IRAQ: Eleven Iraqis, including women and children, were killed yesterday in clashes between US forces and insurgents near the Iraqi flashpoint city of Falluja, hospital sources said.
Witnesses said heavy clashes broke out in Karma after insurgents attacked a US military convoy using mortars, rocket-propelled grenades and automatic weapons.
They said at least two US military vehicles had been damaged and troops had cordoned off the area, but it was unclear whether there were any American casualties. The US military had no immediate comment.
Ahmed Ghani, a doctor at Falluja's main hospital, said 11 Iraqis had been killed and more than 20 wounded. A call was put out for locals to donate blood to help the wounded.
Earlier yesterday, US-led special forces freed three Italians and a Pole held hostage in Iraq and captured some of their abductors in a bloodless rescue mission in Iraq, coalition officials said.
"This was a happy ending to a story that could have been tragic," Italian Prime Minister Silvio Berlusconi said on state television.
He said the men were being flown by helicopter to Baghdad and were due to return to Italy on Wednesday.
Four Italians working for a US security firm were abducted on April 12th near Baghdad. One was killed after Italy refused to bow to demands to withdraw its 2,700 troops from Iraq.
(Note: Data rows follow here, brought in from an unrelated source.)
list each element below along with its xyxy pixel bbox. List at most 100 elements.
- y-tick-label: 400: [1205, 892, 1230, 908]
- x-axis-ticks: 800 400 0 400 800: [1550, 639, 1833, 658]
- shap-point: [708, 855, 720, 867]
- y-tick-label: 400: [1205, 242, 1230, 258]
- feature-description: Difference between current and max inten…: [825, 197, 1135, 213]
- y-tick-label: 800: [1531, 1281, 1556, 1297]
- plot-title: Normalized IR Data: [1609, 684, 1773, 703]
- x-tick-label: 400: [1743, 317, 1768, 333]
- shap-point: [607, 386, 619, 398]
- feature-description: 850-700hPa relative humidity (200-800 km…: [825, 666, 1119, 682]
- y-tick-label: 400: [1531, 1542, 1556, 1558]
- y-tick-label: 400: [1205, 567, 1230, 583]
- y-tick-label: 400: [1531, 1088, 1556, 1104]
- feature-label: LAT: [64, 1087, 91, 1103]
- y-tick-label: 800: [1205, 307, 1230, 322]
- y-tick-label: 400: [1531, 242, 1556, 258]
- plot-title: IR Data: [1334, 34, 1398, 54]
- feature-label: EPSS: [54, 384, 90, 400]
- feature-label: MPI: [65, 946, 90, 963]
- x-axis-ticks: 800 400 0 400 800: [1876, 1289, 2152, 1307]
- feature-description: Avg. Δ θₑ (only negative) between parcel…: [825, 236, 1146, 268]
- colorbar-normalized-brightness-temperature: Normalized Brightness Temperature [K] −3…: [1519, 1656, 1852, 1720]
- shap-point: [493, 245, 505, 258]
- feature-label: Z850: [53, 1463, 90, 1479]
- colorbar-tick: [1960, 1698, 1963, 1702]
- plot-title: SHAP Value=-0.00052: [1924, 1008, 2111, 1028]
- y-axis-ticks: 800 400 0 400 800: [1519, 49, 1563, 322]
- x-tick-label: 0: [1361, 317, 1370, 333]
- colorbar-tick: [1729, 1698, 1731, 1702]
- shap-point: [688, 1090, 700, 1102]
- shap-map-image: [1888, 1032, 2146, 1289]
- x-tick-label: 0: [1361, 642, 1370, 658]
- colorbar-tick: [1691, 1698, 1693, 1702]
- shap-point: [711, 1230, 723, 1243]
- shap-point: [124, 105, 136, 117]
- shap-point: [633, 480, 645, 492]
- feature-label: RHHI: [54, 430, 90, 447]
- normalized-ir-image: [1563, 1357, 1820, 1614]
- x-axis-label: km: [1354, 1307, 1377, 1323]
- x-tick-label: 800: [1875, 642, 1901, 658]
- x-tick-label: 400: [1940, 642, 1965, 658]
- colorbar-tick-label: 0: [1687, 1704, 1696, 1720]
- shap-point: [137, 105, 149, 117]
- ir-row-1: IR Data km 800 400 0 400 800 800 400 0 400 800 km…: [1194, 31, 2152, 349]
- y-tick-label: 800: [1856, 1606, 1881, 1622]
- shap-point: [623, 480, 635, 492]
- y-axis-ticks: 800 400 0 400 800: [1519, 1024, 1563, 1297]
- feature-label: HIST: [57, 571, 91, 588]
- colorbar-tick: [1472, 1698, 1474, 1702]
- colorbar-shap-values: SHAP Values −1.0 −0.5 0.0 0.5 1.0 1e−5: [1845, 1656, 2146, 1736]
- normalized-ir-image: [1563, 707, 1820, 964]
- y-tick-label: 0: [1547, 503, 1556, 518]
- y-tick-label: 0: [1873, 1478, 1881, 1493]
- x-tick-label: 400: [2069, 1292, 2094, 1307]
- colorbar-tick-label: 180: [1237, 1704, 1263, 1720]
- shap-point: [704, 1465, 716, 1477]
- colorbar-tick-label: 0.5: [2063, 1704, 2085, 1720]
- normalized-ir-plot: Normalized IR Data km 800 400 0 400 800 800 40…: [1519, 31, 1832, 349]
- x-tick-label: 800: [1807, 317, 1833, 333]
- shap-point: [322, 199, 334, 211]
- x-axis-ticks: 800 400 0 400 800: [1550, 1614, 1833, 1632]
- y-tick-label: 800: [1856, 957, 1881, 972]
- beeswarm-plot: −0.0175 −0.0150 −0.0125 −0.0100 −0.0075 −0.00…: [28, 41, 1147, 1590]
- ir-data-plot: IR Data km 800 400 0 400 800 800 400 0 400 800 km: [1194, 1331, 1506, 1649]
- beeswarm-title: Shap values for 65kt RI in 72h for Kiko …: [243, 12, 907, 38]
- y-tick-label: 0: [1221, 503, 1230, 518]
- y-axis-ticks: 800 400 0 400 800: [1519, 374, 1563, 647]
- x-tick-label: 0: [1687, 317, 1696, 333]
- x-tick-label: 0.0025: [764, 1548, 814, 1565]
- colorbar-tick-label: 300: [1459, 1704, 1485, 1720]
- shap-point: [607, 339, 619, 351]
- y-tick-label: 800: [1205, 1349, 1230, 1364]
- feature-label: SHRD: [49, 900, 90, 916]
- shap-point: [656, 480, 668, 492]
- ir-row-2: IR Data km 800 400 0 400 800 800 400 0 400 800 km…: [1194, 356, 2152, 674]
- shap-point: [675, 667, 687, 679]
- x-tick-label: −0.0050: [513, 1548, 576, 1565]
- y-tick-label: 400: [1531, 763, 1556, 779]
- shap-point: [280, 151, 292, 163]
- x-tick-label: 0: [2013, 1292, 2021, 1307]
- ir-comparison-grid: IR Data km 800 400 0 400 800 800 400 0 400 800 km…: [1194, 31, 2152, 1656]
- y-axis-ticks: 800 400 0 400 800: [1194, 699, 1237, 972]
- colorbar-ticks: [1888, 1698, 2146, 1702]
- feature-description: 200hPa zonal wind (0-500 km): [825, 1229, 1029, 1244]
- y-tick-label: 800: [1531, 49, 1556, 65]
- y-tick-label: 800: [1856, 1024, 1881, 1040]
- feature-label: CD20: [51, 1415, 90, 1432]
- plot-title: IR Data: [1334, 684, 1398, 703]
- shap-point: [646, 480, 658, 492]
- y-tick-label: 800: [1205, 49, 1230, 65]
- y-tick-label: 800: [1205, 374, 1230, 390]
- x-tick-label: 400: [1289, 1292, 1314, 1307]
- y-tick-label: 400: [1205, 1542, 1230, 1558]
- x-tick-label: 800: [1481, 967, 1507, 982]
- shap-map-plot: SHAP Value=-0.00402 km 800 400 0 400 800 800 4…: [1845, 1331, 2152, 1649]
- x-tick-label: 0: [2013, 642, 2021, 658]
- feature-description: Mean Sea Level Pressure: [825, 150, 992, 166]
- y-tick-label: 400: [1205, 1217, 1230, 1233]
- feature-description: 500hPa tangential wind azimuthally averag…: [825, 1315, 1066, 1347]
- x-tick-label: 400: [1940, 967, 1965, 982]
The Polish businessman was seized at his Baghdad office last week. Later a Turkish hostage was freed but another Turk abducted with him the previous day remained in captivity, the Turkish embassy in Baghdad said.
The embassy initially said both Tarkan Arikoglu and Adnan Azizoglu had been freed, but later said only the latter had been released.
While Iraq's hostage crisis eased yesterday, insurgents earlier detonated two car bombs that killed 13 Iraqis and a US soldier. The bombers struck ahead of a UN Security Council vote that was expected to approve Iraq's transition from occupation to rule by an interim government on June 30th.
In the northern city of Mosul, a taxi carrying three men blew up near the mayor's office, witnesses said.
The US military said at least nine Iraqis were killed and 25 wounded. Some bodies were charred beyond recognition.
An hour earlier, a car bomb exploded outside a US base in the town of Baquba, 65 km (40 miles) north of Baghdad, killing four Iraqis and a US soldier. The US military said 10 soldiers, one foreign contractor and six Iraqis were wounded.
Six soldiers from eastern Europe were killed while disposing of ammunition from an Iraqi depot in the Polish-run occupation zone yesterday, a Polish military spokesman said.
"They were working on destroying ammunition stocks from Saddam Hussein's army," said Colonel Zdzislaw Gnatowski, spokesman for Poland's general staff.
"They're removing munitions from depots and detonating them, and while they were unloading them from a vehicle something exploded, most likely an air-launched bomb."
Colonel Gnatowski said three Slovaks, two Poles and one Latvian were killed in the explosion at about 9 am near the city of al-Suvariya, and several others were wounded. He was unable to confirm the nationalities of the wounded.
Latvian Defence Ministry spokesman Ivars Grinbergs confirmed a Latvian soldier had been killed.
"I can confirm that a Latvian soldier was killed today in an explosion in Iraq," he said, but declined to make any further comment.
A Polish-led multinational force, which includes troops from 17 countries - mostly from Eastern Europe and Asia - runs the south-central occupation zone around the holy city of Kerbala - one of four such zones. Poland has one of the largest contingents in the US-led coalition, with 2,400 troops.
Meanwhile, Iraqi crude oil sales since last year's US-led invasion have risen to more than $10.3 billion, according to the US-led authority governing Iraq.
The Coalition Provisional Authority had deposited a total of $10.38 billion in its Development Fund for Iraq as of last Thursday, it said in an internet posting.
Of the total oil proceeds put in the fund since it was set up on May 28, 2003, $372 million was deposited during the week ending last Thursday, compared with $493 million the previous week, according to the provisional authority's website.